C'est Mariana qui m'a dit "écoute, ils s'engueulent, il est en train de l'insulter."
J'ai tendu l'oreille sans trop y croire, car on n'imagine jamais que ça va arriver juste à côté.
Et j'ai entendu les pleures de Carolina et les insultes de Douglas.
"Sale pute, salope"
"Arrête Douglas, j'ai peur."
"T'inquiète pas, je ne vais pas te tuer."
Là, je me suis dit que c'était vraiment la merde. J'ai enfilé mes vêtements et je suis sorti de la chambre pour voir ce qu'il se passait.
La violence à la TV est une chose, la violence en vrai en est une autre. Quand j'ai vu à travers la fenêtre Douglas taper sur Carolina, je me suis figé, complètement. Je me suis retrouvé en état de choc.

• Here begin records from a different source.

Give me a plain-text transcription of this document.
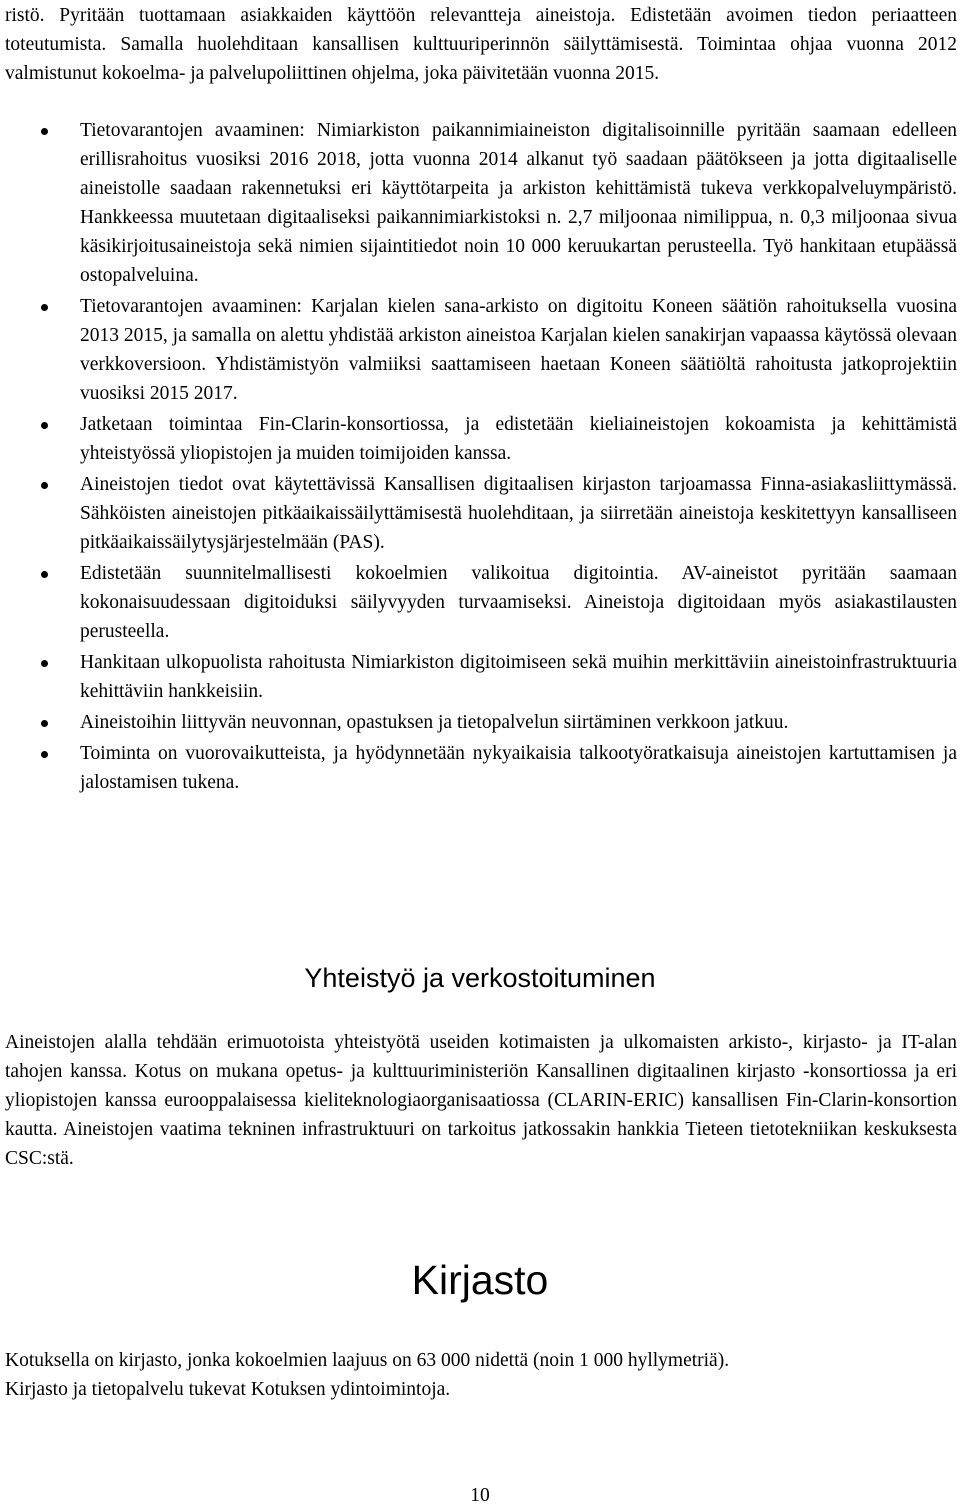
ristö. Pyritään tuottamaan asiakkaiden käyttöön relevantteja aineistoja. Edistetään avoimen tiedon periaatteen toteutumista. Samalla huolehditaan kansallisen kulttuuriperinnön säilyttämisestä. Toimintaa ohjaa vuonna 2012 valmistunut kokoelma- ja palvelupoliittinen ohjelma, joka päivitetään vuonna 2015.

Tietovarantojen avaaminen: Nimiarkiston paikannimiaineiston digitalisoinnille pyritään saamaan edelleen erillisrahoitus vuosiksi 2016 2018, jotta vuonna 2014 alkanut työ saadaan päätökseen ja jotta digitaaliselle aineistolle saadaan rakennetuksi eri käyttötarpeita ja arkiston kehittämistä tukeva verkkopalveluympäristö. Hankkeessa muutetaan digitaaliseksi paikannimiarkistoksi n. 2,7 miljoonaa nimilippua, n. 0,3 miljoonaa sivua käsikirjoitusaineistoja sekä nimien sijaintitiedot noin 10 000 keruukartan perusteella. Työ hankitaan etupäässä ostopalveluina.
Tietovarantojen avaaminen: Karjalan kielen sana-arkisto on digitoitu Koneen säätiön rahoituksella vuosina 2013 2015, ja samalla on alettu yhdistää arkiston aineistoa Karjalan kielen sanakirjan vapaassa käytössä olevaan verkkoversioon. Yhdistämistyön valmiiksi saattamiseen haetaan Koneen säätiöltä rahoitusta jatkoprojektiin vuosiksi 2015 2017.
Jatketaan toimintaa Fin-Clarin-konsortiossa, ja edistetään kieliaineistojen kokoamista ja kehittämistä yhteistyössä yliopistojen ja muiden toimijoiden kanssa.
Aineistojen tiedot ovat käytettävissä Kansallisen digitaalisen kirjaston tarjoamassa Finna-asiakasliittymässä. Sähköisten aineistojen pitkäaikaissäilyttämisestä huolehditaan, ja siirretään aineistoja keskitettyyn kansalliseen pitkäaikaissäilytysjärjestelmään (PAS).
Edistetään suunnitelmallisesti kokoelmien valikoitua digitointia. AV-aineistot pyritään saamaan kokonaisuudessaan digitoiduksi säilyvyyden turvaamiseksi. Aineistoja digitoidaan myös asiakastilausten perusteella.
Hankitaan ulkopuolista rahoitusta Nimiarkiston digitoimiseen sekä muihin merkittäviin aineistoinfrastruktuuria kehittäviin hankkeisiin.
Aineistoihin liittyvän neuvonnan, opastuksen ja tietopalvelun siirtäminen verkkoon jatkuu.
Toiminta on vuorovaikutteista, ja hyödynnetään nykyaikaisia talkootyöratkaisuja aineistojen kartuttamisen ja jalostamisen tukena.
Yhteistyö ja verkostoituminen

Aineistojen alalla tehdään erimuotoista yhteistyötä useiden kotimaisten ja ulkomaisten arkisto-, kirjasto- ja IT-alan tahojen kanssa. Kotus on mukana opetus- ja kulttuuriministeriön Kansallinen digitaalinen kirjasto -konsortiossa ja eri yliopistojen kanssa eurooppalaisessa kieliteknologiaorganisaatiossa (CLARIN-ERIC) kansallisen Fin-Clarin-konsortion kautta. Aineistojen vaatima tekninen infrastruktuuri on tarkoitus jatkossakin hankkia Tieteen tietotekniikan keskuksesta CSC:stä.

Kirjasto
Kotuksella on kirjasto, jonka kokoelmien laajuus on 63 000 nidettä (noin 1 000 hyllymetriä).
Kirjasto ja tietopalvelu tukevat Kotuksen ydintoimintoja.
10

J'ai pensé taper à la porte, mais Mariana m'a dit "et si il était armé?"
Merde, merde, merde. "Bam", "bam", "bam" je l'entendais qui continait à taper. J'ai senti ma tête qui a commencé à chauffer, j'ai commencé à transpirer beaucoup en me disant simultanément: "Bordel, il faut faire quelque chose, il faut faire quelque chose, elle est en train de mourir, elle est en train de mourir, elle est en train de mourir"
Nous avons couru pour aller alerter les proprios de la pousada et appeler la police. Le proprio est arrivé avec deux oncles et un cousin. Il est allé taper à la porte pendant que nous nous tenions en embuscade au cas où Douglas réagirait. Quand nous avons ouvert la porte, nous avons simplement entendu Carolina dire "heureusement que vous êtes venus."
Lui, qui quelques secondes plus tôt lui cognait la tête contre le mur, est devenu doux comme un agneau. Il n'arrêtait pas de nous demander pardon. Il a demandé pardon à tout le monde, sauf à Carolina.
Elle a confirmé qu'elle voulait appeler la police. Douglas, a crié "C'est ça que tu veux? C'est ça que tu veux?"
La police est arrivée. Ils ont été emmenés au poste et nous y sommes allé pour témoigner.
Au poste de police, il n'y avait que des hommes, pas une femme pour s'occuper de Carolina, alors Mariana est resté avec elle, elle avait besoin de pleurer, beaucoup.
Les policiers l'ont interrogé sans aucun tact, aucune délicatesse. "Alors? Qu'est ce qu'il y a? hummm"
Pendant qu'ils lui posaient ces questions, Douglas était dans une pièce juste à côté avec la porte ouverte, d'où il entendait tout ce que Carolina disait.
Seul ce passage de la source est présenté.